05/09/2008 00:56
A necessidade de retomada da indústria naval brasileira vem sendo acalentada pelo Programa de Modernização e Expansão da Frota (Promef), da Transpetro (Petrobras Transporte S.A.), e, hoje, o primeiro dos 49 navios do começa a sair do papel. O presidente Luiz Inácio Lula da Silva estará às 9h, no Porto de Suape, em Pernambuco, para fazer o primeiro corte do aço, que marca o início da construção dos 10 navios encomendados ao estaleiro pela Transpetro. Na cerimônia, também está previsto o primeiro corte do aço para a construção da Plataforma P-55, da Petrobras, que vai atuar em Roncador, na Bacia de Campos.

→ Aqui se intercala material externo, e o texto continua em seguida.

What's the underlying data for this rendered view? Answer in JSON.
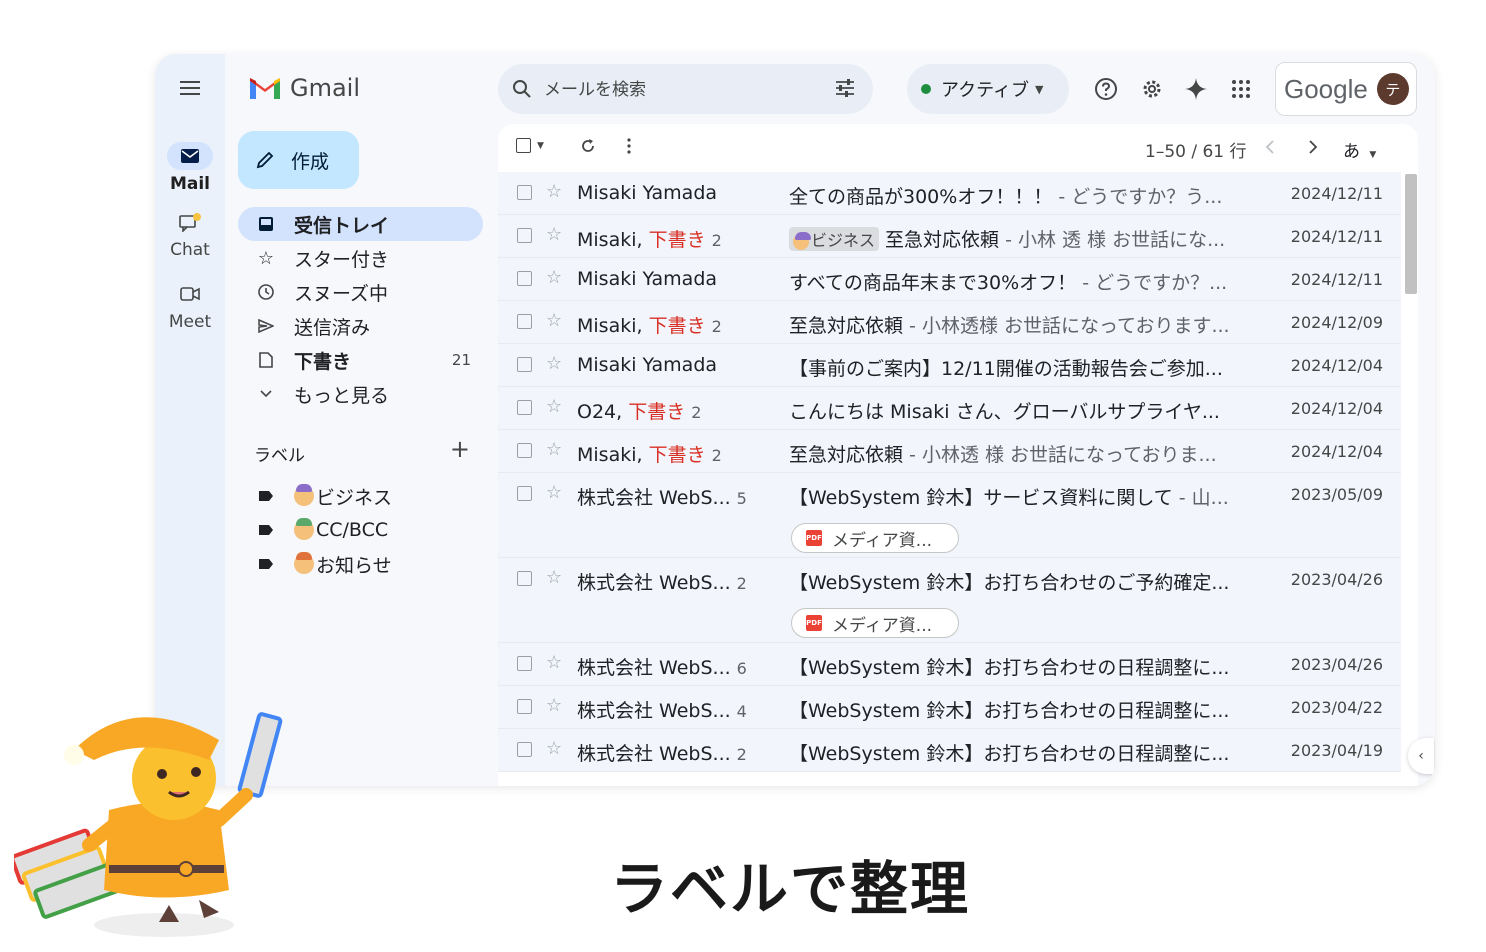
{
  "app": {
    "brand": "Gmail",
    "google_word": "Google",
    "avatar_initial": "テ"
  },
  "rail": [
    {
      "label": "Mail",
      "icon": "mail-icon",
      "active": true
    },
    {
      "label": "Chat",
      "icon": "chat-icon",
      "active": false
    },
    {
      "label": "Meet",
      "icon": "video-icon",
      "active": false
    }
  ],
  "compose": {
    "label": "作成"
  },
  "nav": [
    {
      "label": "受信トレイ",
      "icon": "inbox-icon",
      "count": "",
      "active": true
    },
    {
      "label": "スター付き",
      "icon": "star-icon",
      "count": ""
    },
    {
      "label": "スヌーズ中",
      "icon": "clock-icon",
      "count": ""
    },
    {
      "label": "送信済み",
      "icon": "send-icon",
      "count": ""
    },
    {
      "label": "下書き",
      "icon": "draft-icon",
      "count": "21"
    },
    {
      "label": "もっと見る",
      "icon": "chevron-down-icon",
      "count": ""
    }
  ],
  "labels": {
    "heading": "ラベル",
    "items": [
      {
        "label": "ビジネス"
      },
      {
        "label": "CC/BCC"
      },
      {
        "label": "お知らせ"
      }
    ]
  },
  "search": {
    "placeholder": "メールを検索"
  },
  "status": {
    "label": "アクティブ"
  },
  "toolbar": {
    "range": "1–50 / 61 行",
    "input_lang": "あ"
  },
  "emails": [
    {
      "from": "Misaki Yamada",
      "draft": "",
      "num": "",
      "chip": "",
      "subject": "全ての商品が300%オフ！！！",
      "snippet": " - どうですか？う...",
      "date": "2024/12/11",
      "attach": ""
    },
    {
      "from": "Misaki, ",
      "draft": "下書き",
      "num": "2",
      "chip": "ビジネス",
      "subject": "至急対応依頼",
      "snippet": " - 小林 透 様 お世話にな...",
      "date": "2024/12/11",
      "attach": ""
    },
    {
      "from": "Misaki Yamada",
      "draft": "",
      "num": "",
      "chip": "",
      "subject": "すべての商品年末まで30%オフ！",
      "snippet": " - どうですか？...",
      "date": "2024/12/11",
      "attach": ""
    },
    {
      "from": "Misaki, ",
      "draft": "下書き",
      "num": "2",
      "chip": "",
      "subject": "至急対応依頼",
      "snippet": " - 小林透様 お世話になっております...",
      "date": "2024/12/09",
      "attach": ""
    },
    {
      "from": "Misaki Yamada",
      "draft": "",
      "num": "",
      "chip": "",
      "subject": "【事前のご案内】12/11開催の活動報告会ご参加...",
      "snippet": "",
      "date": "2024/12/04",
      "attach": ""
    },
    {
      "from": "O24, ",
      "draft": "下書き",
      "num": "2",
      "chip": "",
      "subject": "こんにちは Misaki さん、グローバルサプライヤ...",
      "snippet": "",
      "date": "2024/12/04",
      "attach": ""
    },
    {
      "from": "Misaki, ",
      "draft": "下書き",
      "num": "2",
      "chip": "",
      "subject": "至急対応依頼",
      "snippet": " - 小林透 様 お世話になっておりま...",
      "date": "2024/12/04",
      "attach": ""
    },
    {
      "from": "株式会社 WebS...",
      "draft": "",
      "num": "5",
      "chip": "",
      "subject": "【WebSystem 鈴木】サービス資料に関して",
      "snippet": " - 山...",
      "date": "2023/05/09",
      "attach": "メディア資..."
    },
    {
      "from": "株式会社 WebS...",
      "draft": "",
      "num": "2",
      "chip": "",
      "subject": "【WebSystem 鈴木】お打ち合わせのご予約確定...",
      "snippet": "",
      "date": "2023/04/26",
      "attach": "メディア資..."
    },
    {
      "from": "株式会社 WebS...",
      "draft": "",
      "num": "6",
      "chip": "",
      "subject": "【WebSystem 鈴木】お打ち合わせの日程調整に...",
      "snippet": "",
      "date": "2023/04/26",
      "attach": ""
    },
    {
      "from": "株式会社 WebS...",
      "draft": "",
      "num": "4",
      "chip": "",
      "subject": "【WebSystem 鈴木】お打ち合わせの日程調整に...",
      "snippet": "",
      "date": "2023/04/22",
      "attach": ""
    },
    {
      "from": "株式会社 WebS...",
      "draft": "",
      "num": "2",
      "chip": "",
      "subject": "【WebSystem 鈴木】お打ち合わせの日程調整に...",
      "snippet": "",
      "date": "2023/04/19",
      "attach": ""
    }
  ],
  "caption": "ラベルで整理",
  "colors": {
    "accent": "#c2e7ff",
    "active_nav": "#d3e3fd",
    "draft_red": "#d93025",
    "bg": "#f6f8fc"
  }
}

Os 10 navios fazem parte da primeira fase do Promef, que tiveram encomendas de 26 unidades ao custo total de US$ 2,5 bilhões. Deste total, US$ 1,2 bilhão vão para o Estaleiro Atlântico Sul, que ficou com 10 navios Suezmax. Para a segunda fase, está prevista a construção de mais 23 navios, totalizando 49 embarcações. No total, serão consumidos 2,7 milhões de toneladas de porte bruto, sendo que na primeira etapa estão previstas 440 mil toneladas de chapas grossas de aço para a construção dos 10 navios Suezmax, cinco Aframax, quatro Panamax, quatro navios de produtos e três navios para transporte de gás liquefeito de petróleo (GLP).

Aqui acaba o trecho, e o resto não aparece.